Responsible tourism: Family holiday to Botswana & Zimbabwe
For hundreds of years, the local communities in and around Botswana's Okavango Delta have used the wood of the sausage tree to craft their traditional mokoro (dugout canoes). The knowledge and skill have been passed down from generation to generation and, up until recently, has been a sustainable practice. With increasing numbers of people visiting the Delta each year, more mokoro are needed and as a direct result, more and more sausage trees are being felled and the sausage tree is sadly disappearing from the region. A traditional wooden mokoro will have to be replaced every five years, thereby placing increased pressure on the dwindling sausage tree supply.

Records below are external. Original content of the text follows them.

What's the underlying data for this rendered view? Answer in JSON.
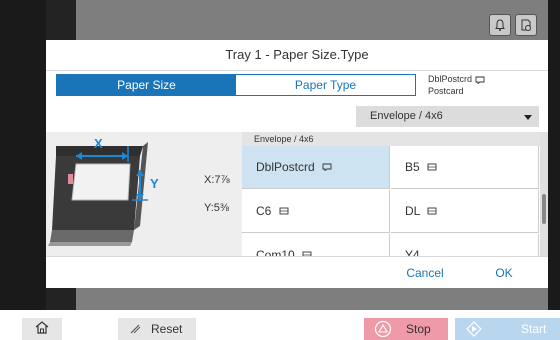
{
  "dialog": {
    "title": "Tray 1 - Paper Size.Type",
    "tabs": [
      {
        "label": "Paper Size",
        "active": true
      },
      {
        "label": "Paper Type",
        "active": false
      }
    ],
    "current_selection": {
      "line1": "DblPostcrd",
      "line2": "Postcard"
    },
    "dropdown": {
      "value": "Envelope / 4x6"
    },
    "preview": {
      "x_value": "X:7⅞",
      "y_value": "Y:5⅜",
      "x_axis": "X",
      "y_axis": "Y"
    },
    "list": {
      "header": "Envelope / 4x6",
      "items": [
        {
          "label": "DblPostcrd",
          "icon": "postcard-icon",
          "selected": true
        },
        {
          "label": "B5",
          "icon": "landscape-paper-icon",
          "selected": false
        },
        {
          "label": "C6",
          "icon": "landscape-paper-icon",
          "selected": false
        },
        {
          "label": "DL",
          "icon": "landscape-paper-icon",
          "selected": false
        },
        {
          "label": "Com10",
          "icon": "landscape-paper-icon",
          "selected": false
        },
        {
          "label": "Y4",
          "icon": "",
          "selected": false
        }
      ]
    },
    "cancel_label": "Cancel",
    "ok_label": "OK"
  },
  "hardware": {
    "reset_label": "Reset",
    "stop_label": "Stop",
    "start_label": "Start"
  },
  "colors": {
    "accent": "#1a75b8",
    "selected_row": "#cde3f1",
    "stop": "#ef9aa9",
    "start": "#b9d6ef"
  }
}
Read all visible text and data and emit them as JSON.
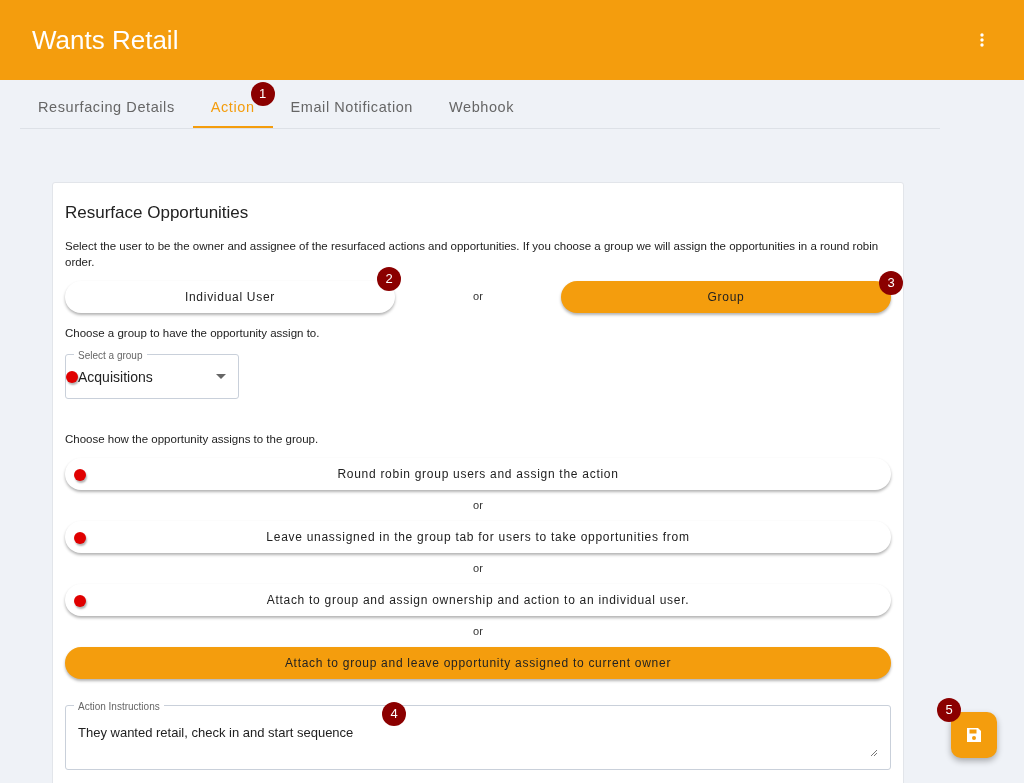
{
  "app_bar": {
    "title": "Wants Retail"
  },
  "tabs": [
    {
      "label": "Resurfacing Details",
      "selected": false
    },
    {
      "label": "Action",
      "selected": true,
      "badge": "1"
    },
    {
      "label": "Email Notification",
      "selected": false
    },
    {
      "label": "Webhook",
      "selected": false
    }
  ],
  "section": {
    "title": "Resurface Opportunities",
    "description": "Select the user to be the owner and assignee of the resurfaced actions and opportunities. If you choose a group we will assign the opportunities in a round robin order.",
    "assignee_options": [
      {
        "label": "Individual User",
        "selected": false,
        "badge": "2"
      },
      {
        "label": "Group",
        "selected": true,
        "badge": "3"
      }
    ],
    "assignee_separator": "or",
    "group_prompt": "Choose a group to have the opportunity assign to.",
    "group_select": {
      "label": "Select a group",
      "value": "Acquisitions",
      "marked": true
    },
    "assign_prompt": "Choose how the opportunity assigns to the group.",
    "assign_options": [
      {
        "label": "Round robin group users and assign the action",
        "selected": false,
        "marked": true
      },
      {
        "label": "Leave unassigned in the group tab for users to take opportunities from",
        "selected": false,
        "marked": true
      },
      {
        "label": "Attach to group and assign ownership and action to an individual user.",
        "selected": false,
        "marked": true
      },
      {
        "label": "Attach to group and leave opportunity assigned to current owner",
        "selected": true,
        "marked": false
      }
    ],
    "assign_separators": [
      "or",
      "or",
      "or"
    ],
    "instructions": {
      "label": "Action Instructions",
      "value": "They wanted retail, check in and start sequence",
      "badge": "4"
    }
  },
  "save_button": {
    "badge": "5"
  }
}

Our partner in Botswana has established a project to encourage polers in the local communities to buy replica fiberglass mokoro’s, which have a lifespan of approximately ten years, are more stable and are produced without any negative affect to the environment. As such, sponsorship for each fiberglass mokoro is needed, and a portion of the tour cost will be donated to the project, but we also will offer our clients the opportunity to contribute to this worthwhile cause.
Throughout the tour we will be camping, providing minimal stress to the environment. We aim to take all rubbish with us, and leave the places we visit with no signs of our presence so that others can enjoy.
We are committed to giving back to the local communities that we visit on our tours. We employ local people on our tours, as the people who live and work in the area have exceptional knowledge of the local wildlife, culture and environments, giving you the best insight into the area that you are visiting, and giving you the chance to meet and interact with the local people. By supporting and employing these people, we are helping to ensure that the environment, through tourism, is generating value for the community and encourages the local communities to protect the region from large-scale development and exploitation, whilst giving the local people an income and a financial reason to protect the environment. We use local suppliers wherever possible, for accommodation, meals and transport, and through this, the money you put in to the trip is ensured to be ploughed back into the local economy.